Chapter 14. Configuring Data Storage
AT ITS MOST FUNDAMENTAL LEVEL, OUR JOB as system administrators is to serve up data, and to do so in just about any form our users demand. We are the Starbucks of the information age.
IBM recently celebrated the 25th anniversary of the IBM PC. The original PC model was capable of storing 128K of data on a 5-1/4 floppy and it could boot to a cassette tape. IBM then released the XT, which sported a massive 5MB hard disk drive that was as loud as a washing machine and cost about as much as an automobile.
Drive capacity has soared over the intervening years, and prices have plummeted. The server where I save my files has an array of 80GB drives that cost just over $200 apiece. Am I satisfied? No. The need for storage just grows and grows and grows.
Every time a professional takes on a new client, an engineering firm designs a new factory, a doctor scans a digital x-ray of a new patient, or an ad agency creates another multimedia presentation, another dollop of information goes into that huge maw that we call data storage.
A lot of data gets added. Not much goes away. Users treat the Delete key as if it were coated with contact explosive. They save and save and save until administrators simply refuse to store any more useless data and choke off the pipeline with quotas or by simply not buying more drives. Companies like EMC and Compaq and IBM vie in mythic battles to control just a portion of this huge market.
From a product perspective, data storage alternatives fall into these general categories (each embracing thousands of different offerings):
Fixed spinning storage.
This includes hard drives of any form on a bus that does not support simple removal such as IDE, ATA, and SCSI.
This includes hard drives on flexible buses such as Firewire, USB, and PCMCIA. It also includes solid-state storage.
This includes drives with disks that can be removed from the unit such as CD-ROM, CD-RW, DVD-ROM, DVD-RAM, Zip, JAZ, Orb, and MO along with floppies, superfloppies, ultrafloppies, and pretty-darned-near-a-hard-drive-but-still-classified-as-a-floppy floppies.
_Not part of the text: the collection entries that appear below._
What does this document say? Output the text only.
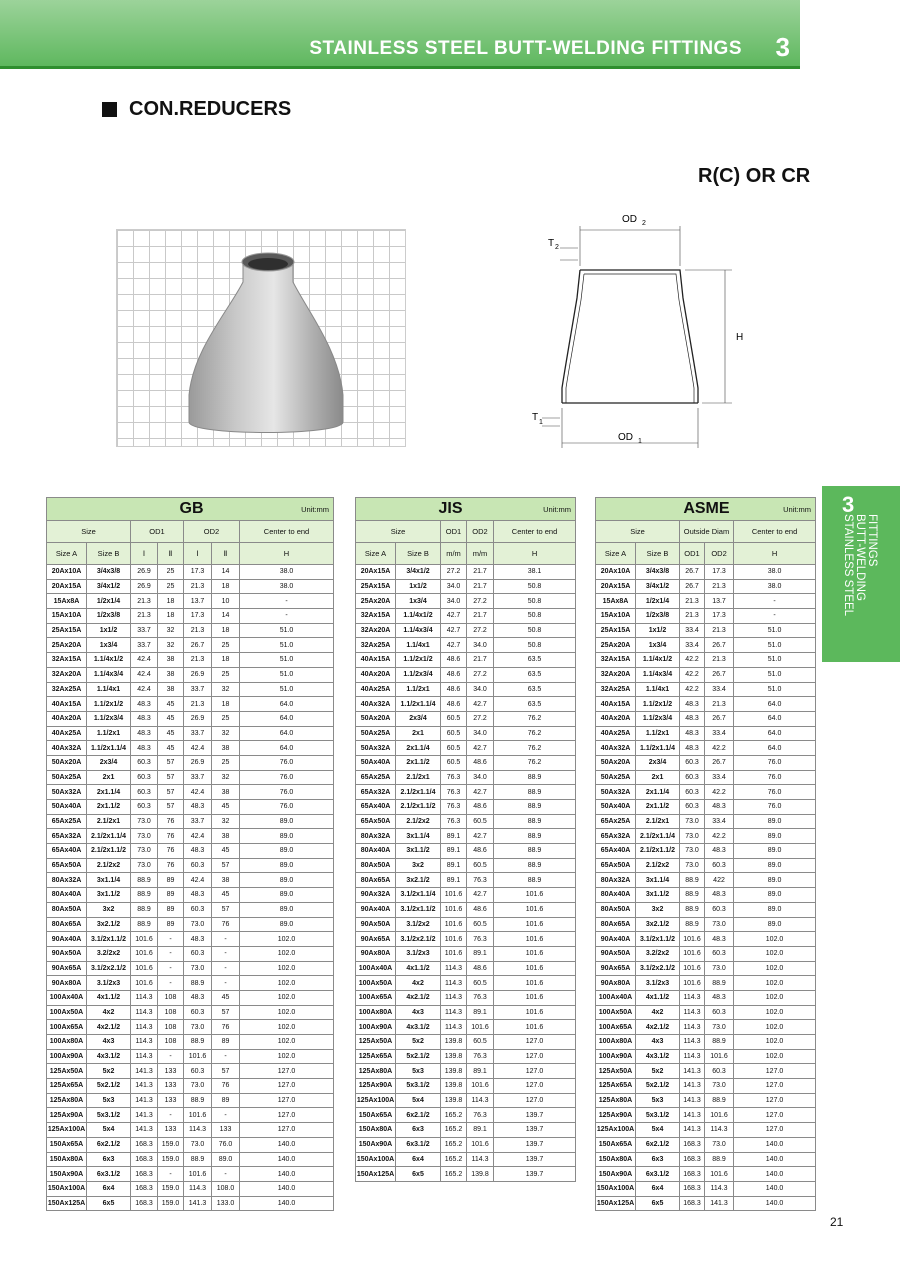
STAINLESS STEEL BUTT-WELDING FITTINGS 3
CON.REDUCERS
R(C) OR CR
OD 2
T 2
H
T 1
OD 1
3
STAINLESS STEEL BUTT-WELDING FITTINGS
GB					Unit:mm	
Size		OD1		OD2		Center to end
Size A	Size B	Ⅰ	Ⅱ	Ⅰ	Ⅱ	H
20Ax10A	3/4x3/8	26.9	25	17.3	14	38.0
20Ax15A	3/4x1/2	26.9	25	21.3	18	38.0
15Ax8A	1/2x1/4	21.3	18	13.7	10	-
15Ax10A	1/2x3/8	21.3	18	17.3	14	-
25Ax15A	1x1/2	33.7	32	21.3	18	51.0
25Ax20A	1x3/4	33.7	32	26.7	25	51.0
32Ax15A	1.1/4x1/2	42.4	38	21.3	18	51.0
32Ax20A	1.1/4x3/4	42.4	38	26.9	25	51.0
32Ax25A	1.1/4x1	42.4	38	33.7	32	51.0
40Ax15A	1.1/2x1/2	48.3	45	21.3	18	64.0
40Ax20A	1.1/2x3/4	48.3	45	26.9	25	64.0
40Ax25A	1.1/2x1	48.3	45	33.7	32	64.0
40Ax32A	1.1/2x1.1/4	48.3	45	42.4	38	64.0
50Ax20A	2x3/4	60.3	57	26.9	25	76.0
50Ax25A	2x1	60.3	57	33.7	32	76.0
50Ax32A	2x1.1/4	60.3	57	42.4	38	76.0
50Ax40A	2x1.1/2	60.3	57	48.3	45	76.0
65Ax25A	2.1/2x1	73.0	76	33.7	32	89.0
65Ax32A	2.1/2x1.1/4	73.0	76	42.4	38	89.0
65Ax40A	2.1/2x1.1/2	73.0	76	48.3	45	89.0
65Ax50A	2.1/2x2	73.0	76	60.3	57	89.0
80Ax32A	3x1.1/4	88.9	89	42.4	38	89.0
80Ax40A	3x1.1/2	88.9	89	48.3	45	89.0
80Ax50A	3x2	88.9	89	60.3	57	89.0
80Ax65A	3x2.1/2	88.9	89	73.0	76	89.0
90Ax40A	3.1/2x1.1/2	101.6	-	48.3	-	102.0
90Ax50A	3.2/2x2	101.6	-	60.3	-	102.0
90Ax65A	3.1/2x2.1/2	101.6	-	73.0	-	102.0
90Ax80A	3.1/2x3	101.6	-	88.9	-	102.0
100Ax40A	4x1.1/2	114.3	108	48.3	45	102.0
100Ax50A	4x2	114.3	108	60.3	57	102.0
100Ax65A	4x2.1/2	114.3	108	73.0	76	102.0
100Ax80A	4x3	114.3	108	88.9	89	102.0
100Ax90A	4x3.1/2	114.3	-	101.6	-	102.0
125Ax50A	5x2	141.3	133	60.3	57	127.0
125Ax65A	5x2.1/2	141.3	133	73.0	76	127.0
125Ax80A	5x3	141.3	133	88.9	89	127.0
125Ax90A	5x3.1/2	141.3	-	101.6	-	127.0
125Ax100A	5x4	141.3	133	114.3	133	127.0
150Ax65A	6x2.1/2	168.3	159.0	73.0	76.0	140.0
150Ax80A	6x3	168.3	159.0	88.9	89.0	140.0
150Ax90A	6x3.1/2	168.3	-	101.6	-	140.0
150Ax100A	6x4	168.3	159.0	114.3	108.0	140.0
150Ax125A	6x5	168.3	159.0	141.3	133.0	140.0
JIS			Unit:mm	
Size		OD1	OD2	Center to end
Size A	Size B	m/m	m/m	H
20Ax15A	3/4x1/2	27.2	21.7	38.1
25Ax15A	1x1/2	34.0	21.7	50.8
25Ax20A	1x3/4	34.0	27.2	50.8
32Ax15A	1.1/4x1/2	42.7	21.7	50.8
32Ax20A	1.1/4x3/4	42.7	27.2	50.8
32Ax25A	1.1/4x1	42.7	34.0	50.8
40Ax15A	1.1/2x1/2	48.6	21.7	63.5
40Ax20A	1.1/2x3/4	48.6	27.2	63.5
40Ax25A	1.1/2x1	48.6	34.0	63.5
40Ax32A	1.1/2x1.1/4	48.6	42.7	63.5
50Ax20A	2x3/4	60.5	27.2	76.2
50Ax25A	2x1	60.5	34.0	76.2
50Ax32A	2x1.1/4	60.5	42.7	76.2
50Ax40A	2x1.1/2	60.5	48.6	76.2
65Ax25A	2.1/2x1	76.3	34.0	88.9
65Ax32A	2.1/2x1.1/4	76.3	42.7	88.9
65Ax40A	2.1/2x1.1/2	76.3	48.6	88.9
65Ax50A	2.1/2x2	76.3	60.5	88.9
80Ax32A	3x1.1/4	89.1	42.7	88.9
80Ax40A	3x1.1/2	89.1	48.6	88.9
80Ax50A	3x2	89.1	60.5	88.9
80Ax65A	3x2.1/2	89.1	76.3	88.9
90Ax32A	3.1/2x1.1/4	101.6	42.7	101.6
90Ax40A	3.1/2x1.1/2	101.6	48.6	101.6
90Ax50A	3.1/2x2	101.6	60.5	101.6
90Ax65A	3.1/2x2.1/2	101.6	76.3	101.6
90Ax80A	3.1/2x3	101.6	89.1	101.6
100Ax40A	4x1.1/2	114.3	48.6	101.6
100Ax50A	4x2	114.3	60.5	101.6
100Ax65A	4x2.1/2	114.3	76.3	101.6
100Ax80A	4x3	114.3	89.1	101.6
100Ax90A	4x3.1/2	114.3	101.6	101.6
125Ax50A	5x2	139.8	60.5	127.0
125Ax65A	5x2.1/2	139.8	76.3	127.0
125Ax80A	5x3	139.8	89.1	127.0
125Ax90A	5x3.1/2	139.8	101.6	127.0
125Ax100A	5x4	139.8	114.3	127.0
150Ax65A	6x2.1/2	165.2	76.3	139.7
150Ax80A	6x3	165.2	89.1	139.7
150Ax90A	6x3.1/2	165.2	101.6	139.7
150Ax100A	6x4	165.2	114.3	139.7
150Ax125A	6x5	165.2	139.8	139.7
ASME				Unit:mm
Size		Outside Diam		Center to end
Size A	Size B	OD1	OD2	H
20Ax10A	3/4x3/8	26.7	17.3	38.0
20Ax15A	3/4x1/2	26.7	21.3	38.0
15Ax8A	1/2x1/4	21.3	13.7	-
15Ax10A	1/2x3/8	21.3	17.3	-
25Ax15A	1x1/2	33.4	21.3	51.0
25Ax20A	1x3/4	33.4	26.7	51.0
32Ax15A	1.1/4x1/2	42.2	21.3	51.0
32Ax20A	1.1/4x3/4	42.2	26.7	51.0
32Ax25A	1.1/4x1	42.2	33.4	51.0
40Ax15A	1.1/2x1/2	48.3	21.3	64.0
40Ax20A	1.1/2x3/4	48.3	26.7	64.0
40Ax25A	1.1/2x1	48.3	33.4	64.0
40Ax32A	1.1/2x1.1/4	48.3	42.2	64.0
50Ax20A	2x3/4	60.3	26.7	76.0
50Ax25A	2x1	60.3	33.4	76.0
50Ax32A	2x1.1/4	60.3	42.2	76.0
50Ax40A	2x1.1/2	60.3	48.3	76.0
65Ax25A	2.1/2x1	73.0	33.4	89.0
65Ax32A	2.1/2x1.1/4	73.0	42.2	89.0
65Ax40A	2.1/2x1.1/2	73.0	48.3	89.0
65Ax50A	2.1/2x2	73.0	60.3	89.0
80Ax32A	3x1.1/4	88.9	422	89.0
80Ax40A	3x1.1/2	88.9	48.3	89.0
80Ax50A	3x2	88.9	60.3	89.0
80Ax65A	3x2.1/2	88.9	73.0	89.0
90Ax40A	3.1/2x1.1/2	101.6	48.3	102.0
90Ax50A	3.2/2x2	101.6	60.3	102.0
90Ax65A	3.1/2x2.1/2	101.6	73.0	102.0
90Ax80A	3.1/2x3	101.6	88.9	102.0
100Ax40A	4x1.1/2	114.3	48.3	102.0
100Ax50A	4x2	114.3	60.3	102.0
100Ax65A	4x2.1/2	114.3	73.0	102.0
100Ax80A	4x3	114.3	88.9	102.0
100Ax90A	4x3.1/2	114.3	101.6	102.0
125Ax50A	5x2	141.3	60.3	127.0
125Ax65A	5x2.1/2	141.3	73.0	127.0
125Ax80A	5x3	141.3	88.9	127.0
125Ax90A	5x3.1/2	141.3	101.6	127.0
125Ax100A	5x4	141.3	114.3	127.0
150Ax65A	6x2.1/2	168.3	73.0	140.0
150Ax80A	6x3	168.3	88.9	140.0
150Ax90A	6x3.1/2	168.3	101.6	140.0
150Ax100A	6x4	168.3	114.3	140.0
150Ax125A	6x5	168.3	141.3	140.0
21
This includes just about any imaginable device where an engineer could figure a way to rub oxide-coated plastic against a magnetic head.
This chapter details the management of spinning storage with a focus on the operation of the Logical Disk Manager, or LDM. Microsoft licensed this technology from Veritas Software. LDM keeps track of the installed drives, their partitioning, and the required I/O methods. It also handles fault tolerance and data recovery.
Detachable and removable storage is managed by the Removable Storage Management service, or RSM. This service also handles tape storage units. For the most part, RSM has very little to do when managing spinning storage. It will get involved with CD jukeboxes and the like, but for day-to-day operation of removable spinning storage, you do not interface with RSM.
The topics covered in this chapter include:
Functional description of LDM
Disk changes made by LDM
Upgrading from NT4 or Windows 2000
Performing initial disk configurations
Creating partitions and volumes
Recovering failed fault tolerant disks
In addition, the 64-bit version of Windows Server 2003 and XP support a new disk management method on the Itanium platform called GUID Partition Tables, or GPTs. Chapter 2, "Performing Upgrades and Automated Installations," shows how to use the Extensible Firmware Interface (EFI) to set up storage on an Itanium machine. A section of this chapter is devoted to describing how to configure GPT-based storage after it has been initialized.
If you need more information about the hardware that underlies the storage subsystem, take a look at the Storage Review web site, www.storagereview.com. This site contains top-notch information about drives and storage alternatives along with excellent, independent technical reviews.
You may also want to pay a visit to www.storage.ibm.com/hdd/support/download.htm and download IBM's Drive Fitness Test utility. This is a quick way to test a wide range of features in your drives.